We took another tour, of the jewelry factory owned by UNIQUE.  Incredible to see how costume jewelry is made -  from resin stones to metal plating to assembly. This company had previously made products for the well- known, “Monet” brand of costume jewelry.  And of this writing, March 2011, we now have a working relationship with “”Unique to produce a product for us.  We’ll keep you posted.

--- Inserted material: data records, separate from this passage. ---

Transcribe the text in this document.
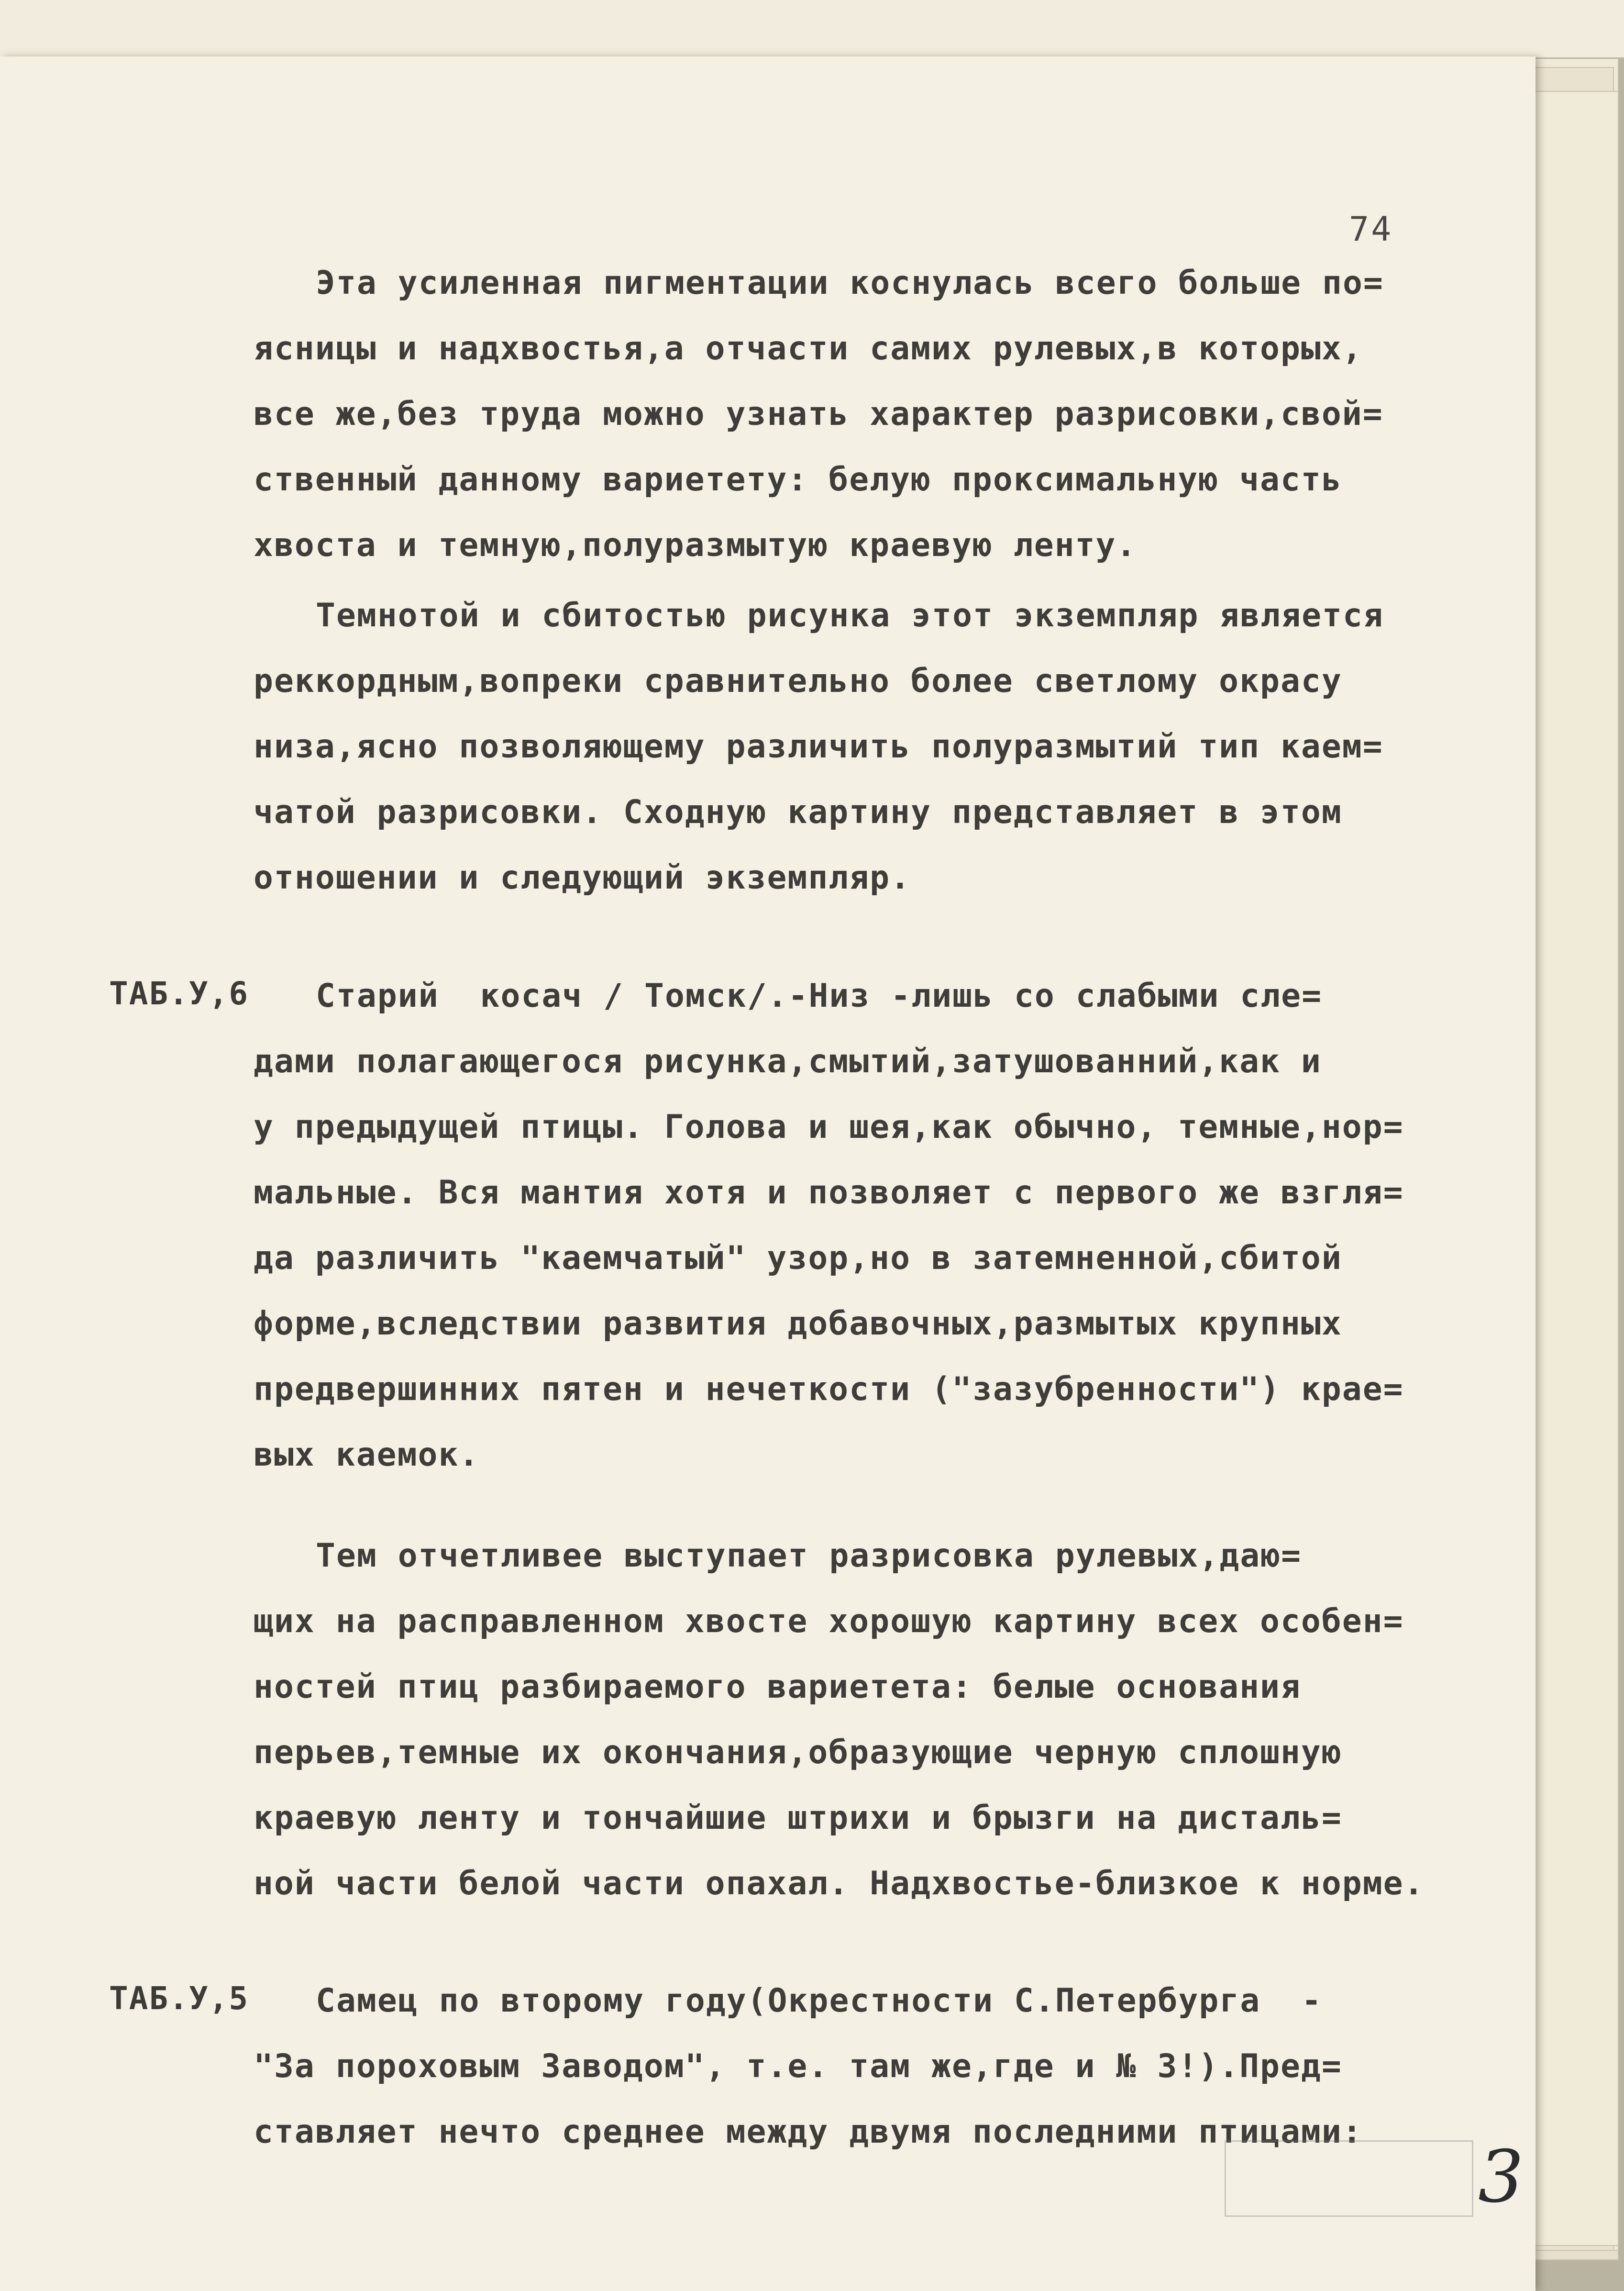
74
Эта усиленная пигментации коснулась всего больше по=
ясницы и надхвостья,а отчасти самих рулевых,в которых,
все же,без труда можно узнать характер разрисовки,свой=
ственный данному вариетету: белую проксимальную часть
хвоста и темную,полуразмытую краевую ленту.
Темнотой и сбитостью рисунка этот экземпляр является
реккордным,вопреки сравнительно более светлому окрасу
низа,ясно позволяющему различить полуразмытий тип каем=
чатой разрисовки. Сходную картину представляет в этом
отношении и следующий экземпляр.
ТАБ.У,6	Старий  косач / Томск/.-Низ -лишь со слабыми сле=
дами полагающегося рисунка,смытий,затушованний,как и
у предыдущей птицы. Голова и шея,как обычно, темные,нор=
мальные. Вся мантия хотя и позволяет с первого же взгля=
да различить "каемчатый" узор,но в затемненной,сбитой
форме,вследствии развития добавочных,размытых крупных
предвершинних пятен и нечеткости ("зазубренности") крае=
вых каемок.
Тем отчетливее выступает разрисовка рулевых,даю=
щих на расправленном хвосте хорошую картину всех особен=
ностей птиц разбираемого вариетета: белые основания
перьев,темные их окончания,образующие черную сплошную
краевую ленту и тончайшие штрихи и брызги на дисталь=
ной части белой части опахал. Надхвостье-близкое к норме.
ТАБ.У,5	Самец по второму году(Окрестности С.Петербурга  -
"За пороховым Заводом", т.е. там же,где и № 3!).Пред=
ставляет нечто среднее между двумя последними птицами:
3
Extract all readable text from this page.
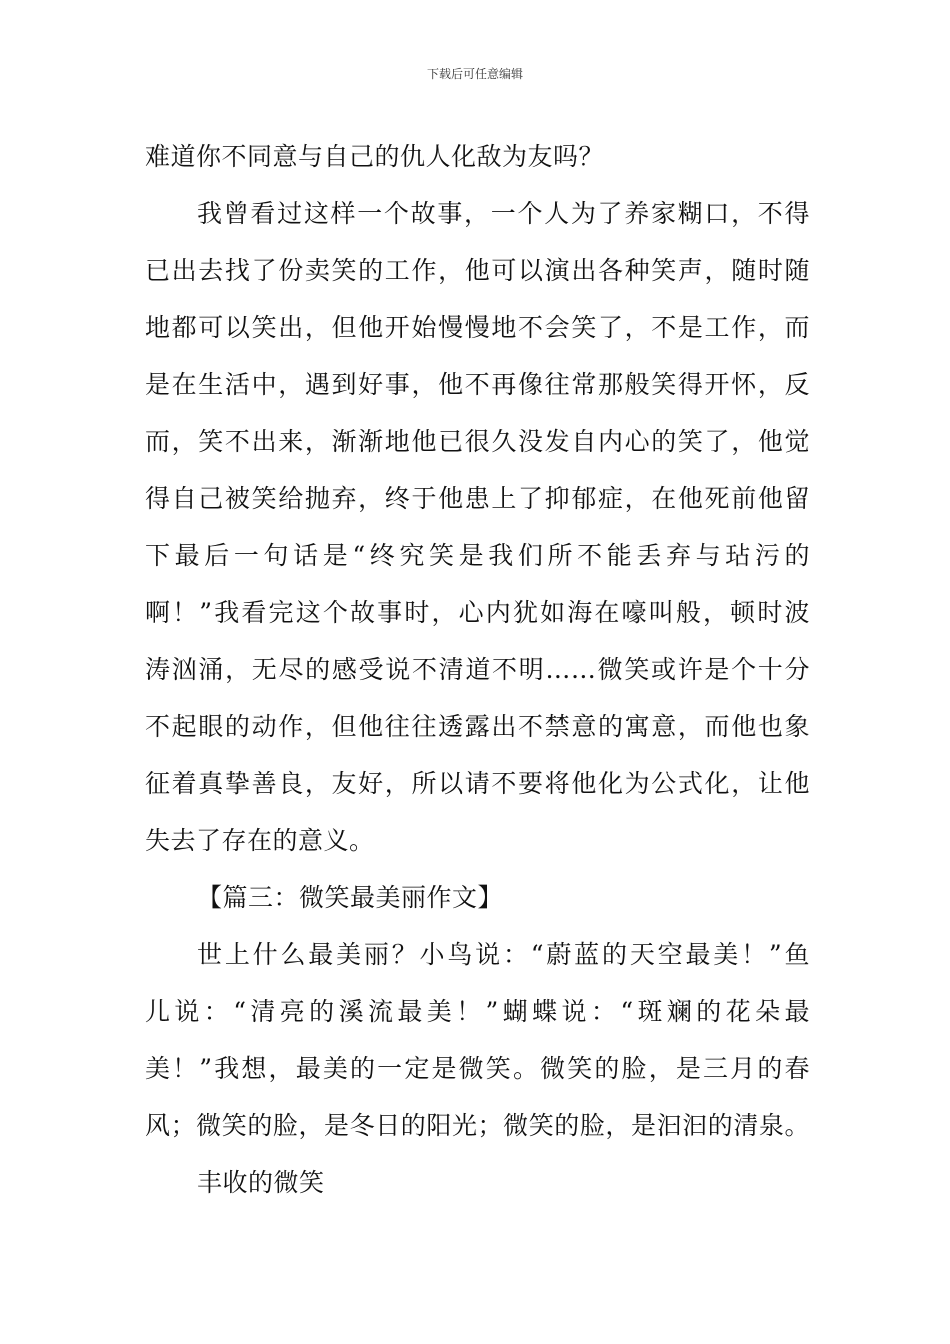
下载后可任意编辑
难道你不同意与自己的仇人化敌为友吗？
我曾看过这样一个故事，一个人为了养家糊口，不得
已出去找了份卖笑的工作，他可以演出各种笑声，随时随
地都可以笑出，但他开始慢慢地不会笑了，不是工作，而
是在生活中，遇到好事，他不再像往常那般笑得开怀，反
而，笑不出来，渐渐地他已很久没发自内心的笑了，他觉
得自己被笑给抛弃，终于他患上了抑郁症，在他死前他留
下最后一句话是“终究笑是我们所不能丢弃与玷污的
啊！”我看完这个故事时，心内犹如海在嚎叫般，顿时波
涛汹涌，无尽的感受说不清道不明……微笑或许是个十分
不起眼的动作，但他往往透露出不禁意的寓意，而他也象
征着真挚善良，友好，所以请不要将他化为公式化，让他
失去了存在的意义。
【篇三：微笑最美丽作文】
世上什么最美丽？小鸟说：“蔚蓝的天空最美！”鱼
儿说：“清亮的溪流最美！”蝴蝶说：“斑斓的花朵最
美！”我想，最美的一定是微笑。微笑的脸，是三月的春
风；微笑的脸，是冬日的阳光；微笑的脸，是汩汩的清泉。
丰收的微笑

Peru has been one of my favorite places and it was very hard to say goodbye to new friends.  Frano Branovich my Peruvian/Romanian chef who gave me the book “The Art of Peruvian Cuisine”, by Tony Custer”, a Harvard MBA who created the program “Aprendamos Juntos” (We learn together).   The program installs full time psychologists and therapists to give remedial help to learning disabled children in Lima’s poorest schools. I scanned the book and have gifted it to my daughters who love to cook.  Frano took me to a local club to celebrate my 59th birthday and allowed me to be his sous-chef in his kitchen.  He will be truly missed.  Gonzalo and his family will forever be in our hearts. And our sailing friends we will continue to meet on the sea.

A Quick History of Peru
Originally inhabited by Indigenous tribes of “paracas”, “moche” and “Huari”, the Inca Empire lasted only 100 years.  The Spanish conquistadores, heading south from Panama overland overtook Cuzco and later founded Lima.  Peru is famous for Alpaca, Baby Alpaca and Vicuna (the most expensive) wool and the weavings that are produced both as art pieces and for clothing. Interesting comparison is the history of the US and slavery.  South America too used indigenous peoples as slaves which led to many uprisings. The wealthy families of Spain were given the land and the indigenous people worked it.  The Chinese, working the Panama Canal, migrated here and the cuisine is indicative of their influence.

Thursday, March 31, 2011

PERU - September, October, November 2010

Enroute from Isla de la Plata to Lima, Peru
September 2010
We became the trailblazers as not many boats have gone this route-currents and winds are not always in the boaters favor. So we took off from Isla de la Plata, Ecuador and one day out our radar stops working. Great, so this means we have about a 500 mile journey, many nights to travel, oil wells off the northern coast of Peru, fishing boats, no fog (thank god) and what to do?  Marc, great captain that he is, takes the first nights watch for 7 hours so that I am not a bitc….from lack of sleep. Thereafter we do 6 hours each and I get the early morning shift from 4am – 10am.  Every morning I get to see the sunrise, to see the world come alive. The lack of radar gives a new challenge to our cruising and Marc charts us to have an anchorage every night or two.  We can’t make landfall because we have already checked out of Ecuador and will not check into PERU until we get to Lima.  Marc has documented every location that we stopped and we now can share this info with fellow boaters.  We were told and advised not to stop in Peru until we had checked in but we took the sailor’s 5th Amendment “if you are tired ( we would be) have needed boat repairs (what boat doesn’t? or can’t say they have) or need fuel (we did eventually) you can pull in a port.
Entering northern Peruvian waters was like going thru the Cape Cod Canal-oil rigs, lights and boats everywhere meant constant vigilance.  So it took us a month to reach our destination, Lima, but we stopped at some beautiful places.